NGC 891 is a (relatively!) nearby edge-on spiral galaxy. It has
recently been seen to have clear evidence for interstellar gas being
thrown large distances above its disk by superbubbles... something of
personal interest to me. However, when Dark Star was made (great
movie, definitely), I doubt there was anything special about the
galaxy. They probably just picked a number that fit the rhyme (or that
was special for non-astronomical reasons).
Article: 66698
Newsgroups: sci.astro
From: [email protected] (David Mehringer)
Subject: Re: Galactic Catalog (?) reference in early John Carpenter movie
Sender: [email protected] (News System)
Organization: Department of Astronomy and Astrophysics
Date: Sun, 31 Jul 1994 22:22:15 GMT
In article <[email protected]> [email protected]
(gordon hlavenka) writes:
>In a previous life, I wrote:
>> What (where?) is NGC891?
>
>No response. Hmmm... If there is no answer to this question, would
>someone at least tell me? The silence is deafening.
NGC 891 is located at alpha(2000) = 02h22.6m delta(2000) = +42d21'.

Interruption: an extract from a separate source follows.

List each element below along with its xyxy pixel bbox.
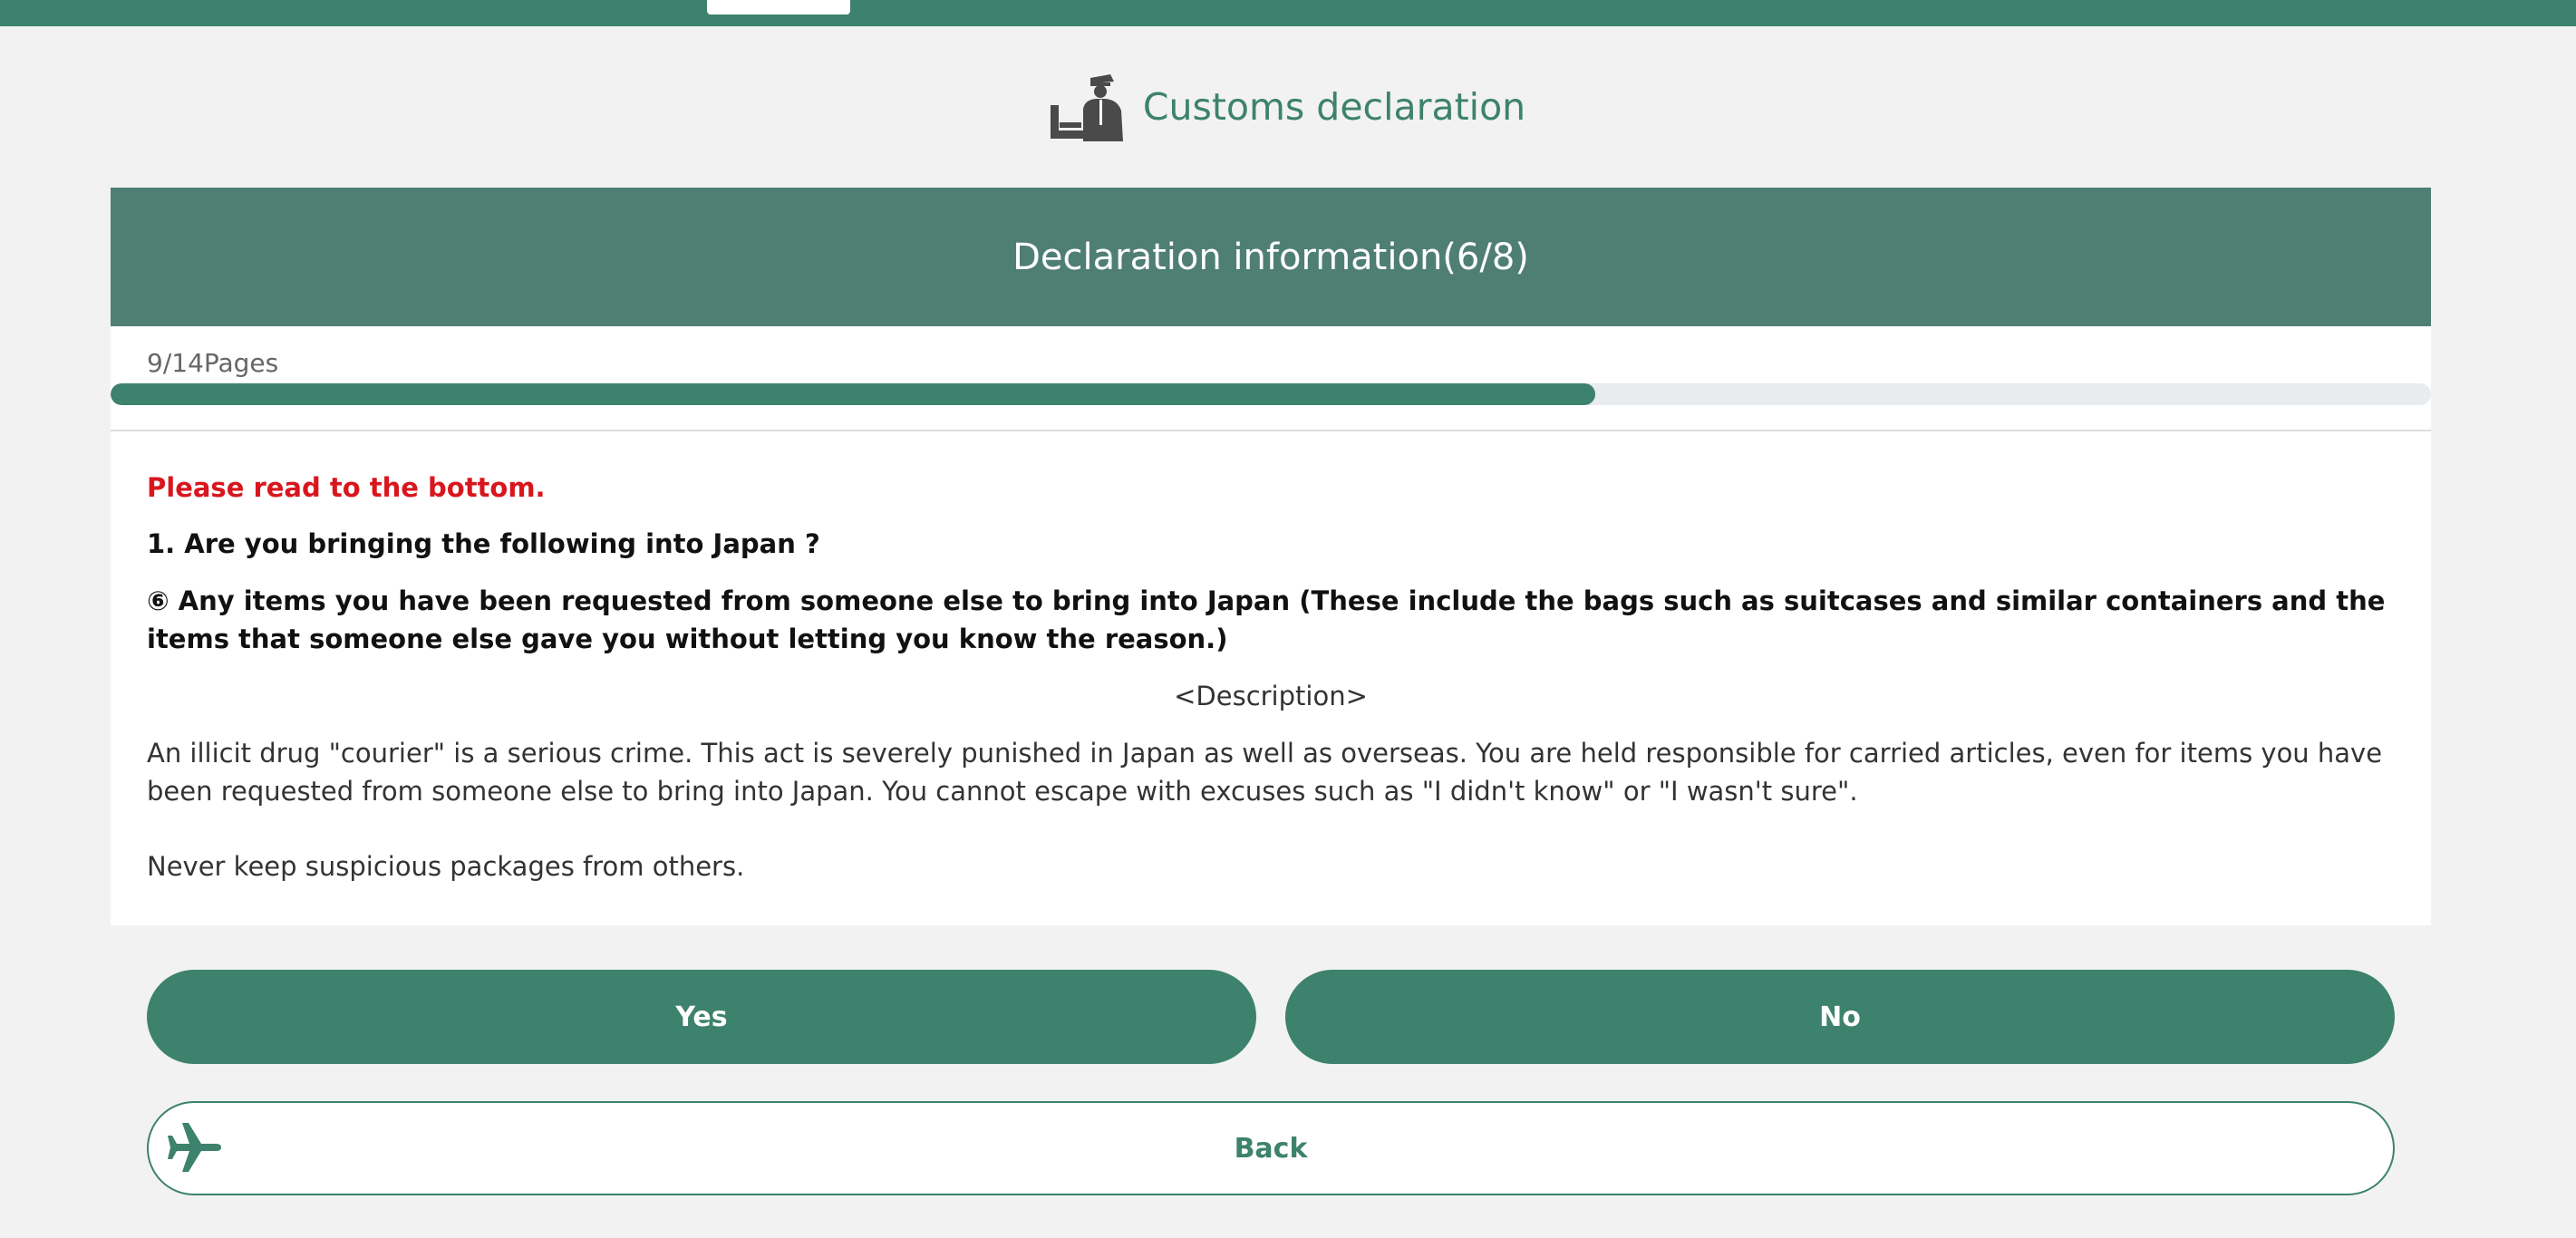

It is an edge-on spiral galaxy with dust lane of visual magnitude
10 located in Andromeda (not related to M31).
--
Dave Mehringer University of Illinois
[email protected] Department of Astronomy
BIMA post-doc/AIPS manager Urbana, IL 61801 USA
BIMA=Berkeley-Illinois-Maryland Association mm-wave array, Hat Creek, CA
Article: 66913
From: [email protected] (Hartmut Frommert)
Newsgroups: sci.astro
Subject: Re: Galactic Catalog (?) reference in early John Carpenter movie
Date: Tue, 2 Aug 1994 21:07:40 GMT
Organization: University of Constance, Dept. of Physics
[email protected] (gordon hlavenka) writes:
>In a previous life, I wrote:
>> What (where?) is NGC891?
>No response. Hmmm... If there is no answer to this question, would
>someone at least tell me? The silence is deafening.
Telnet to Nasa's NED database: ned.ipac.caltech.edu, login: ned, and
follow the instructions until you reach a point where you can inquire
for the object's data.
Hartmut Frommert | Russia HAS a space station !
<[email protected]> | Mars Observer 2 would have survived.